II. Duration for the duty of utmost good faith
According to § 18(1) of the MIA 1906, the duty of utmost good faith arises ‘before the contract is concluded’. It is now an established principle that this precontractual duty does not continue in the same form after the contract has been agreed.
Certainly, the duty of utmost good faith would return again if the underwriter needs further information for making a new decision on premium rate or risk determination. For example, a fresh duty arises if the insurance contract is to be renewed and, the underwriter renegotiates new terms with the assured in such situation.

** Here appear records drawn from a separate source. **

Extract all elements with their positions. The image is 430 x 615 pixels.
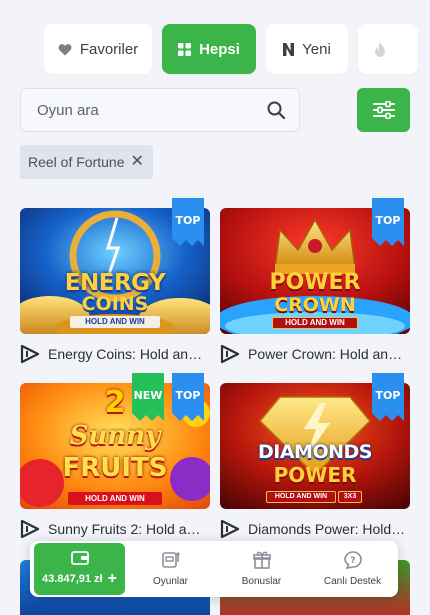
grid-icon bbox=[178, 42, 192, 56]
new-icon bbox=[283, 42, 295, 56]
balance-amount: 43.847,91 zł bbox=[42, 573, 103, 585]
category-tabs: Favoriler Hepsi Yeni bbox=[44, 24, 430, 74]
chip-label: Reel of Fortune bbox=[28, 154, 125, 170]
slot-machine-icon bbox=[161, 552, 180, 568]
tab-label: Favoriler bbox=[79, 40, 139, 58]
tab-all[interactable]: Hepsi bbox=[162, 24, 256, 74]
game-art-subtitle: POWER bbox=[273, 463, 357, 487]
gift-icon bbox=[252, 551, 271, 569]
game-art-tag: HOLD AND WIN bbox=[68, 492, 162, 505]
provider-logo-icon bbox=[20, 345, 40, 363]
nav-label: Bonuslar bbox=[241, 576, 282, 587]
game-card[interactable]: POWER CROWN HOLD AND WIN TOP Power Crown… bbox=[220, 198, 410, 364]
plus-icon[interactable]: + bbox=[108, 571, 117, 587]
game-art-tag: HOLD AND WIN bbox=[70, 316, 160, 328]
new-badge: NEW bbox=[132, 373, 164, 421]
top-badge: TOP bbox=[172, 198, 204, 246]
search-box bbox=[20, 88, 300, 132]
game-art-tag: HOLD AND WIN bbox=[266, 491, 336, 503]
game-card[interactable]: 2 Sunny FRUITS HOLD AND WIN NEW TOP Sunn… bbox=[20, 373, 210, 539]
search-input[interactable] bbox=[37, 101, 267, 119]
game-title[interactable]: Sunny Fruits 2: Hold and Win bbox=[48, 521, 208, 537]
tab-popular[interactable] bbox=[358, 24, 418, 74]
nav-bonuses[interactable]: Bonuslar bbox=[216, 543, 307, 595]
provider-logo-icon bbox=[220, 520, 240, 538]
top-badge: TOP bbox=[172, 373, 204, 421]
game-art-title: POWER bbox=[269, 270, 361, 295]
fire-icon bbox=[375, 41, 385, 57]
game-art-title: DIAMONDS bbox=[258, 441, 372, 463]
game-art-subtitle: FRUITS bbox=[62, 453, 168, 483]
heart-icon bbox=[58, 43, 72, 55]
tab-label: Yeni bbox=[302, 40, 331, 58]
game-card[interactable]: ENERGY COINS HOLD AND WIN TOP Energy Coi… bbox=[20, 198, 210, 364]
nav-label: Canlı Destek bbox=[323, 576, 382, 587]
help-chat-icon: ? bbox=[343, 551, 362, 569]
game-title[interactable]: Energy Coins: Hold and Win bbox=[48, 346, 208, 362]
nav-live-support[interactable]: ? Canlı Destek bbox=[307, 543, 398, 595]
nav-games[interactable]: Oyunlar bbox=[125, 543, 216, 595]
bottom-navigation: 43.847,91 zł + Oyunlar Bonuslar ? Canlı … bbox=[30, 541, 398, 597]
svg-text:?: ? bbox=[350, 556, 355, 566]
close-icon[interactable]: ✕ bbox=[131, 154, 144, 170]
search-icon[interactable] bbox=[267, 101, 285, 119]
provider-logo-icon bbox=[220, 345, 240, 363]
tab-favorites[interactable]: Favoriler bbox=[44, 24, 152, 74]
tab-new[interactable]: Yeni bbox=[266, 24, 348, 74]
game-title[interactable]: Diamonds Power: Hold and Win bbox=[248, 521, 408, 537]
game-art-subtitle: COINS bbox=[81, 293, 149, 315]
game-title[interactable]: Power Crown: Hold and Win bbox=[248, 346, 408, 362]
wallet-icon bbox=[70, 551, 89, 565]
game-art-title: Sunny bbox=[69, 421, 161, 451]
game-art-grid-tag: 3X3 bbox=[338, 491, 362, 503]
top-badge: TOP bbox=[372, 373, 404, 421]
provider-logo-icon bbox=[20, 520, 40, 538]
filter-button[interactable] bbox=[357, 88, 410, 132]
nav-label: Oyunlar bbox=[152, 576, 188, 587]
wallet-button[interactable]: 43.847,91 zł + bbox=[34, 543, 125, 595]
game-art-tag: HOLD AND WIN bbox=[272, 317, 358, 329]
game-art-subtitle: CROWN bbox=[274, 294, 356, 316]
sliders-icon bbox=[372, 101, 395, 119]
top-badge: TOP bbox=[372, 198, 404, 246]
game-card[interactable]: DIAMONDS POWER HOLD AND WIN 3X3 TOP Diam… bbox=[220, 373, 410, 539]
tab-label: Hepsi bbox=[199, 40, 240, 58]
active-filter-chip[interactable]: Reel of Fortune ✕ bbox=[20, 145, 153, 179]
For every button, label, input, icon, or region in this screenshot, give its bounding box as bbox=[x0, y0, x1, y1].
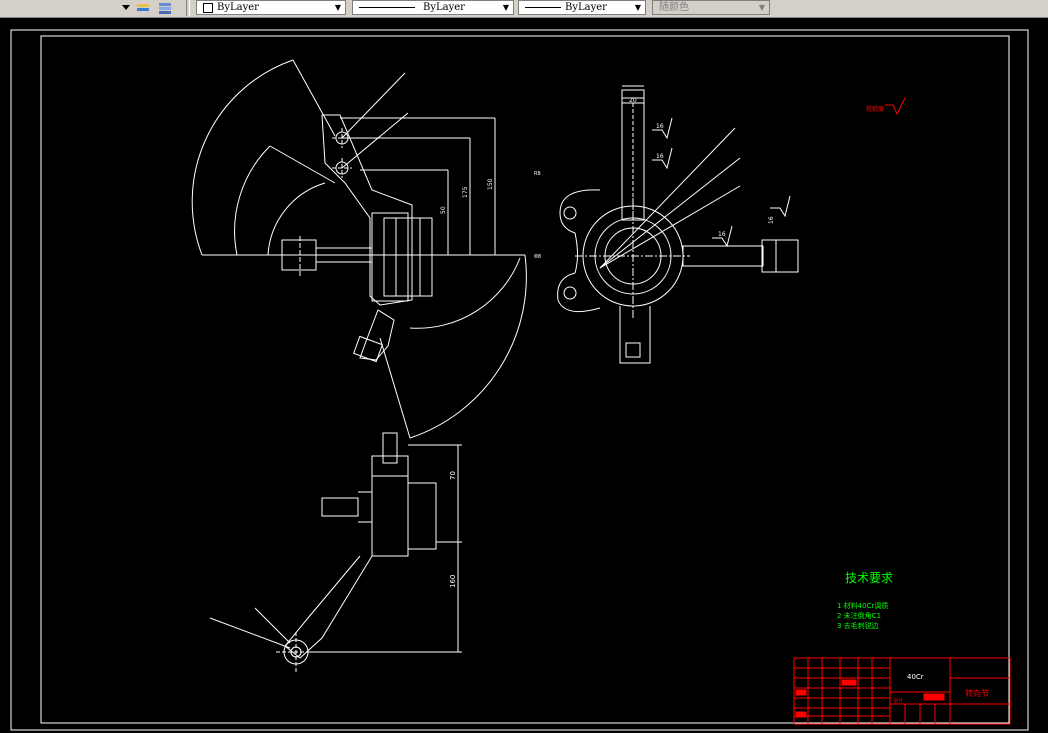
stub-neck bbox=[358, 491, 372, 523]
tech-item-3: 3 去毛刺锐边 bbox=[837, 621, 879, 630]
red-fill bbox=[923, 693, 945, 701]
dim-16d: 16 bbox=[768, 216, 775, 224]
arc-dim-mid bbox=[234, 145, 271, 256]
red-fill bbox=[841, 679, 857, 686]
dim-150: 150 bbox=[487, 178, 494, 190]
ear-hole bbox=[563, 286, 577, 300]
leader-line bbox=[254, 607, 291, 644]
top-flange bbox=[371, 455, 409, 477]
dim-16b: 16 bbox=[656, 153, 664, 160]
leader-line bbox=[599, 157, 741, 269]
roughness-note-icon bbox=[885, 97, 906, 116]
flange-rect bbox=[371, 212, 409, 302]
bottom-boss bbox=[619, 306, 651, 364]
dim-20: 20 bbox=[629, 97, 637, 104]
bottom-nut bbox=[625, 342, 641, 358]
linetype-control-combo[interactable]: ByLayer ▼ bbox=[352, 0, 514, 15]
right-shaft-end bbox=[761, 239, 799, 273]
top-boss bbox=[382, 432, 398, 464]
dim-50: 50 bbox=[440, 206, 447, 214]
arc-dim-lower bbox=[409, 254, 527, 439]
lower-boss bbox=[353, 335, 383, 363]
part-name: 转向节 bbox=[965, 688, 989, 698]
drawing-canvas[interactable]: 150 175 50 20 16 16 16 16 R8 Φ8 粗糙度 70 1… bbox=[0, 18, 1048, 733]
linetype-preview bbox=[359, 7, 415, 8]
arm-outline bbox=[321, 114, 413, 306]
lineweight-preview bbox=[525, 7, 561, 8]
red-fill bbox=[795, 711, 807, 718]
color-control-combo[interactable]: ByLayer ▼ bbox=[196, 0, 346, 15]
dim-160: 160 bbox=[449, 575, 457, 588]
extension-line bbox=[269, 145, 336, 184]
toolbar-separator bbox=[186, 0, 190, 16]
label-width: Φ8 bbox=[534, 254, 541, 260]
dim-16c: 16 bbox=[718, 231, 726, 238]
lineweight-combo-value: ByLayer bbox=[565, 2, 607, 13]
tech-requirements-title: 技术要求 bbox=[845, 571, 893, 585]
lower-arm bbox=[359, 309, 395, 361]
dim-16a: 16 bbox=[656, 123, 664, 130]
chevron-down-icon: ▼ bbox=[758, 3, 766, 12]
roughness-symbol bbox=[770, 195, 791, 218]
plotstyle-control-combo: 随颜色 ▼ bbox=[652, 0, 770, 15]
title-block-label: 设计 bbox=[893, 697, 903, 704]
main-view: 150 175 50 bbox=[191, 59, 527, 439]
roughness-note: 粗糙度 bbox=[866, 105, 884, 113]
label-ear: R8 bbox=[534, 171, 541, 177]
extension-line bbox=[292, 59, 336, 137]
layer-previous-icon[interactable] bbox=[157, 0, 173, 15]
side-view: 20 16 16 16 16 R8 Φ8 bbox=[534, 85, 799, 364]
linetype-combo-value: ByLayer bbox=[423, 2, 465, 13]
dropdown-arrow-icon[interactable] bbox=[118, 0, 134, 15]
chevron-down-icon[interactable]: ▼ bbox=[501, 1, 511, 14]
properties-toolbar: ByLayer ▼ ByLayer ▼ ByLayer ▼ 随颜色 ▼ bbox=[0, 0, 1048, 18]
part-material: 40Cr bbox=[907, 673, 924, 681]
tech-item-1: 1 材料40Cr调质 bbox=[837, 601, 888, 610]
bottom-view: 70 160 bbox=[209, 432, 462, 672]
color-combo-value: ByLayer bbox=[217, 2, 259, 13]
right-shaft bbox=[682, 245, 764, 267]
tech-item-2: 2 未注倒角C1 bbox=[837, 611, 881, 620]
hub-block bbox=[407, 482, 437, 550]
red-fill bbox=[795, 689, 807, 696]
body-rect bbox=[371, 475, 409, 557]
arc-dim-outer bbox=[191, 59, 294, 256]
lower-link bbox=[284, 555, 373, 659]
ear-hole bbox=[563, 206, 577, 220]
color-swatch-icon bbox=[203, 3, 213, 13]
extension-line bbox=[379, 337, 411, 439]
leader-line bbox=[599, 127, 736, 269]
lineweight-control-combo[interactable]: ByLayer ▼ bbox=[518, 0, 646, 15]
stub-shaft bbox=[321, 497, 359, 517]
leader-line bbox=[209, 617, 291, 649]
chevron-down-icon[interactable]: ▼ bbox=[333, 1, 343, 14]
leader-line bbox=[341, 112, 409, 169]
arc-dim-lower-inner bbox=[409, 257, 521, 329]
plotstyle-combo-value: 随颜色 bbox=[659, 2, 689, 13]
layer-states-icon[interactable] bbox=[135, 0, 151, 15]
leader-line bbox=[341, 72, 406, 139]
chevron-down-icon[interactable]: ▼ bbox=[633, 1, 643, 14]
dim-175: 175 bbox=[462, 186, 469, 198]
dim-70: 70 bbox=[449, 471, 457, 480]
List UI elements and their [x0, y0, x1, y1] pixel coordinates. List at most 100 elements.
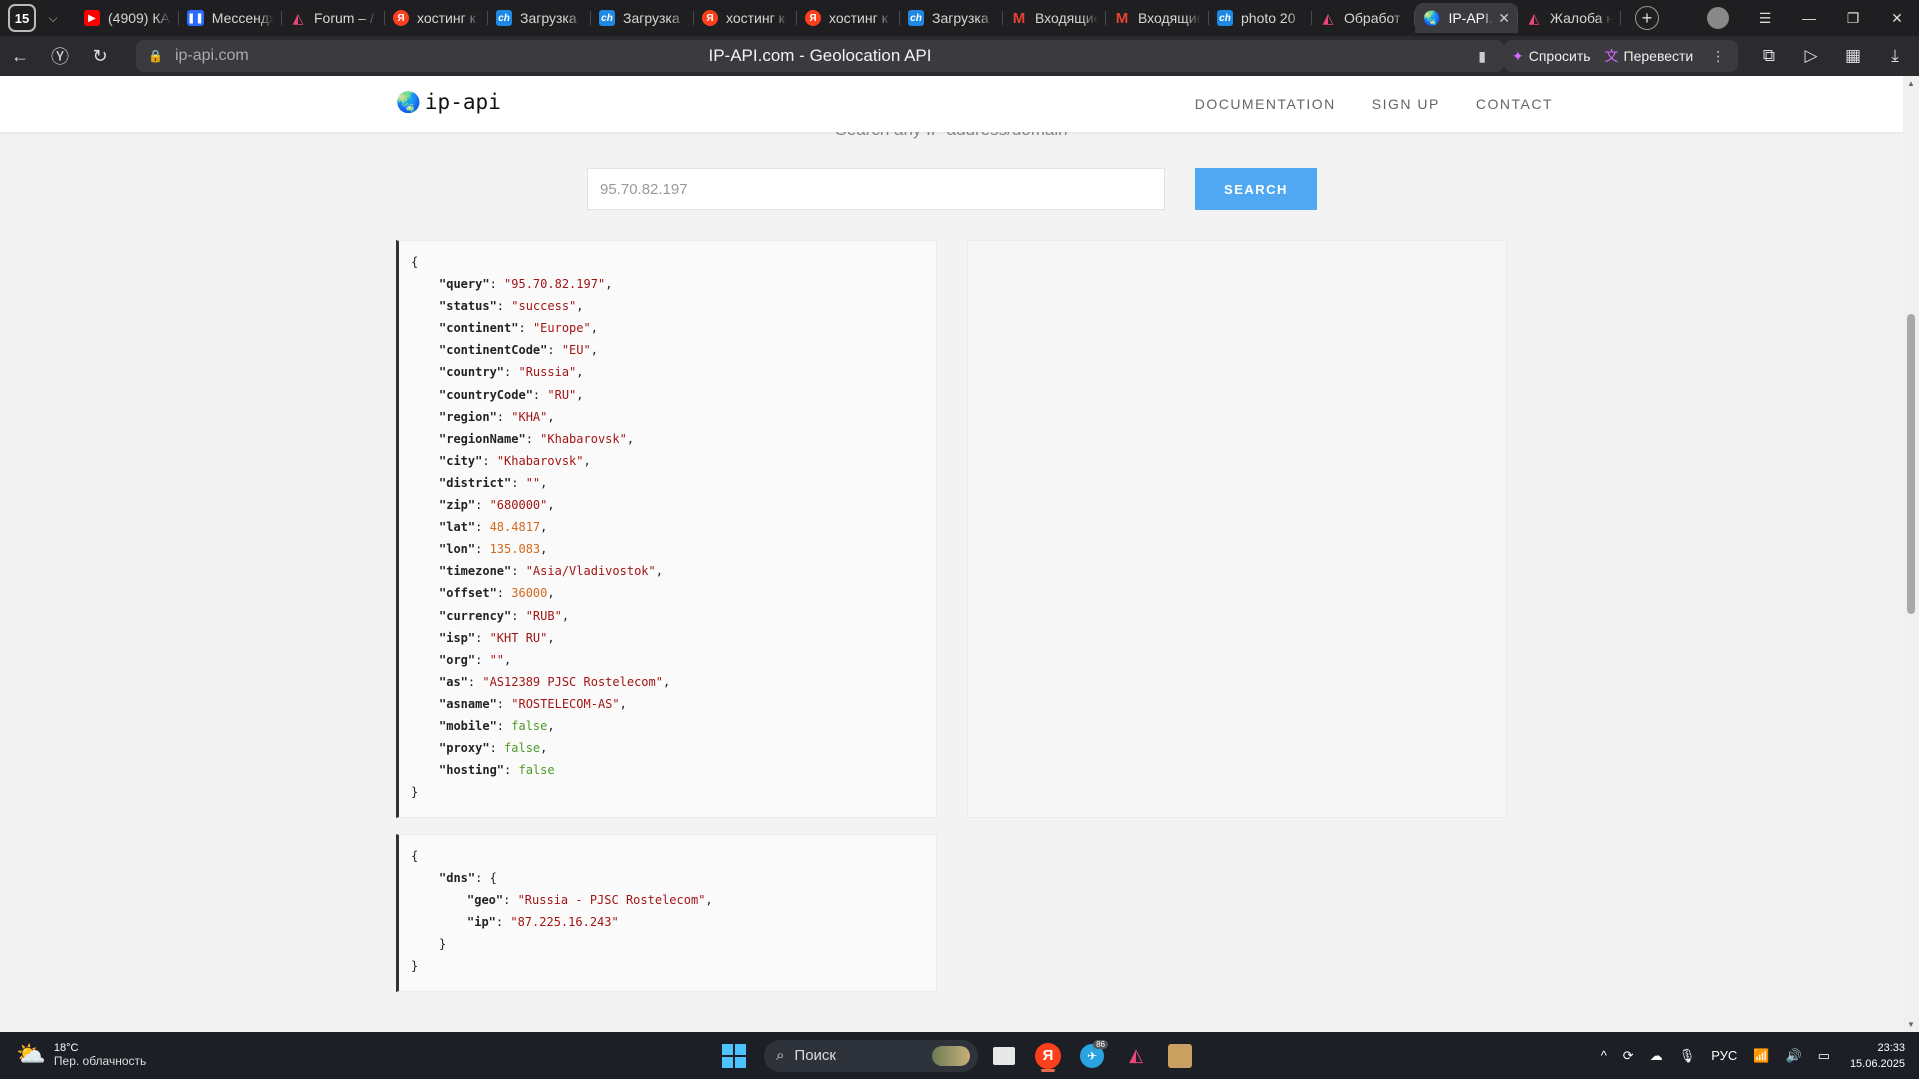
search-button[interactable]: SEARCH — [1195, 168, 1317, 210]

Therefore, a (re)insured or its agent should pay particular attention on the renewal of the terms agreed by the underwriter in the previous year. The (re)insured should draw the attention of the underwriter on any specific changes and, should better to obtain relevant acknowledgment from the underwriter.
Owen Tang: Tutor in Law (Department of Logistics), and Program Manager in Supply Chain Management (Graduate School of Business) from Hong Kong Polytechnic University.